Ryan Leggio and Steven Romick
April 27, 2015
4 In our view, risk-adjusted returns are not just volatility or max drawdown related statistics but also how much and the type of capital that was at risk in order to generate a given level of return. For example, if two strategies that invest in the same types of stocks have identical performance over a full market cycle but one had 75% of its capital at risk, on average, and the other was consistently leveraged (e.g. 120% long), the former most likely had better risk-adjusted performance, based on how we evaluate risk.

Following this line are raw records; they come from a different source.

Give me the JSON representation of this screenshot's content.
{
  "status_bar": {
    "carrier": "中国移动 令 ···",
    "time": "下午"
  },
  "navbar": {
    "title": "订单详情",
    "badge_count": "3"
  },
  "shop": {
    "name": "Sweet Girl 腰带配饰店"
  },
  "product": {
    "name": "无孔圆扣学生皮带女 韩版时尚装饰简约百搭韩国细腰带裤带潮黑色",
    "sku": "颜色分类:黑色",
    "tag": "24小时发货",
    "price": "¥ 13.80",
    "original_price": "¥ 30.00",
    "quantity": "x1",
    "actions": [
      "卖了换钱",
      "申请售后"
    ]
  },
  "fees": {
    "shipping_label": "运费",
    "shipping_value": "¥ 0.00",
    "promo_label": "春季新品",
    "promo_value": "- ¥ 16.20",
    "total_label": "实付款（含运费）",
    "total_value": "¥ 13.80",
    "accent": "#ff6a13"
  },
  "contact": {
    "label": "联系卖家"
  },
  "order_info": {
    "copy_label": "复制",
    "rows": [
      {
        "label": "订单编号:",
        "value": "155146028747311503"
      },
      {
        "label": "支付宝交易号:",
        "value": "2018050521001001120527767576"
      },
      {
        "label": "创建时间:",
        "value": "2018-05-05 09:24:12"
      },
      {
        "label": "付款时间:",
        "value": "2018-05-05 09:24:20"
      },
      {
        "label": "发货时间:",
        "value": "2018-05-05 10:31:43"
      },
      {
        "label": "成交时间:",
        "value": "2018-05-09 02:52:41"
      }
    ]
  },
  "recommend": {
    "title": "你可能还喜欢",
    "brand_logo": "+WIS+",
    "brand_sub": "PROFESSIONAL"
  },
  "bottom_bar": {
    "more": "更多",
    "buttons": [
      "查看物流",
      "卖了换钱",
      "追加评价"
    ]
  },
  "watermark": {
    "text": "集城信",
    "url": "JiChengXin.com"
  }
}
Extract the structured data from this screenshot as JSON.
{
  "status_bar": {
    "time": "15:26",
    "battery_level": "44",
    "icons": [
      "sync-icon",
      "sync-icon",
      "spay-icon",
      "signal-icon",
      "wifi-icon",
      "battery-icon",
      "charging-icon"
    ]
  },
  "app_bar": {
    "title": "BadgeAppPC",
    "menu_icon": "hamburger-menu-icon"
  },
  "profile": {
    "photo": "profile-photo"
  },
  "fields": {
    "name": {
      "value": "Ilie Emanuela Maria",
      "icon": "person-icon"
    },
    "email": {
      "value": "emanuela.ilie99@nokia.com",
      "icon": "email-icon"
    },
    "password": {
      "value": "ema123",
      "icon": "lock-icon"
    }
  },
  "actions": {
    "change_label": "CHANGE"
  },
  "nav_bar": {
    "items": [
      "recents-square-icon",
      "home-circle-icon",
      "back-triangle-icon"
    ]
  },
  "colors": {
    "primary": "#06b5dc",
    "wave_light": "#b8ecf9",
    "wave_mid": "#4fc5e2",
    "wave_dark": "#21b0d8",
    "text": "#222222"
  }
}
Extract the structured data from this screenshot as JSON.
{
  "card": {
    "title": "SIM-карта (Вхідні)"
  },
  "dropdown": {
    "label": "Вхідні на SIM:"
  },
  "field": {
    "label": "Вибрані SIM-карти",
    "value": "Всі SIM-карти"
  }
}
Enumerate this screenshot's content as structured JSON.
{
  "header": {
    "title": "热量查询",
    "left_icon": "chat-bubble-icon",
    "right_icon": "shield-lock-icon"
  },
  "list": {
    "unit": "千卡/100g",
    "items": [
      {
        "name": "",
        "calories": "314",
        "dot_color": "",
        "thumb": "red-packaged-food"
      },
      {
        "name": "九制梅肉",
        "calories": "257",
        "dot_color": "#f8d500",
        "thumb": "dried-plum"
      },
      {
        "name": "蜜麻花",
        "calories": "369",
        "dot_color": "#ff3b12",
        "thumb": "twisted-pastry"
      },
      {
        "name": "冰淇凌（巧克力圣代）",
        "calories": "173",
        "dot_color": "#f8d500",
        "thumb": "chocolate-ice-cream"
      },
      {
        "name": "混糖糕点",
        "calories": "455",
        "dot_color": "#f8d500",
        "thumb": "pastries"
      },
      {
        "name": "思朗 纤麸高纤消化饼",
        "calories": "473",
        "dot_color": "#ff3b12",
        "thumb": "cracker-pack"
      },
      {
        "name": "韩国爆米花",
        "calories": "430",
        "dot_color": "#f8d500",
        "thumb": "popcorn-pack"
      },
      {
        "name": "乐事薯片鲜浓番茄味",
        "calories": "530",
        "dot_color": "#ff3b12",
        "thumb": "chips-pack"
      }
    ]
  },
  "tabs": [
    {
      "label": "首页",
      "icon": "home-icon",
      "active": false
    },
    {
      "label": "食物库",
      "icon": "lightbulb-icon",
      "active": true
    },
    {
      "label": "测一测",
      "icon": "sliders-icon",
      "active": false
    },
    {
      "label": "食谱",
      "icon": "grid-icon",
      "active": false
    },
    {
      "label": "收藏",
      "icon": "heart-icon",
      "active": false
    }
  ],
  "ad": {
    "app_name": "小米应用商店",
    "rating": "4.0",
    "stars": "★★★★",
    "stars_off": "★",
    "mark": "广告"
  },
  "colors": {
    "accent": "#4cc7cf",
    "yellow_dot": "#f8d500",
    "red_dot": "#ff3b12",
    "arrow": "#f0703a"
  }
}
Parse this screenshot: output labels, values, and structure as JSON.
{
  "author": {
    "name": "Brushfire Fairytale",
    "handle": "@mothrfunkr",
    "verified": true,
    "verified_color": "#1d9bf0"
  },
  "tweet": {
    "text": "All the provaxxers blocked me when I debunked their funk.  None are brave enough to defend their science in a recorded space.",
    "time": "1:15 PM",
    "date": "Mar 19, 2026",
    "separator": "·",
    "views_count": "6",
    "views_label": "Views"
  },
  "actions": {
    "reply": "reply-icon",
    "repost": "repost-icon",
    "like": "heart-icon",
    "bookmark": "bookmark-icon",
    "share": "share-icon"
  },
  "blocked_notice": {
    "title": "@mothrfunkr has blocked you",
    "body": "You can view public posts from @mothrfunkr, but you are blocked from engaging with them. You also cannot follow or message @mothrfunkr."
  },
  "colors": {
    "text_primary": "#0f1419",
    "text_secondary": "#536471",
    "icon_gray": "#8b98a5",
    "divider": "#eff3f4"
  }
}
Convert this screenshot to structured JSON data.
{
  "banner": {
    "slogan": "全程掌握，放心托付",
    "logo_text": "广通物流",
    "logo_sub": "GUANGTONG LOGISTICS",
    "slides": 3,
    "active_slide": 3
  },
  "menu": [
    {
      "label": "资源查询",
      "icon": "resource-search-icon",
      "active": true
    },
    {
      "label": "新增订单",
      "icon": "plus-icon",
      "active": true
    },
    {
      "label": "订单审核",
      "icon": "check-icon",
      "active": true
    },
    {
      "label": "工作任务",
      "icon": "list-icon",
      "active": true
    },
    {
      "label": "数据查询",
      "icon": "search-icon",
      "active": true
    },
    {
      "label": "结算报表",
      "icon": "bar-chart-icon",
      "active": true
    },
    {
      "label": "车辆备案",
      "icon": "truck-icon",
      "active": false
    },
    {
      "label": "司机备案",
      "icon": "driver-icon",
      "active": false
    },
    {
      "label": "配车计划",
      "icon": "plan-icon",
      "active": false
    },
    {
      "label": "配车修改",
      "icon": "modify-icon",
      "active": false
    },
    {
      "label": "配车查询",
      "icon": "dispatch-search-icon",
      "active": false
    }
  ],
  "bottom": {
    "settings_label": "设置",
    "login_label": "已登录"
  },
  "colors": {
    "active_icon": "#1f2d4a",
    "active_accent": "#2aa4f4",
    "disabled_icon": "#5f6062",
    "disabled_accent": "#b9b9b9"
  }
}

5 The last quarter-end high is used in the case of an ongoing market cycle as the peak has not yet been established. This may result in a materially different comparison upon cycle completion. Market cycle performance is not included on the FPA Paramount fact sheet because its investment universe and benchmark index changed since 2007, on the FPA International Value fact sheet because its inception date is in 2011 and on the FPA New Income fact sheet because it is a fixed-income fund and fixed-income funds have different market cycles (interest rate and credit).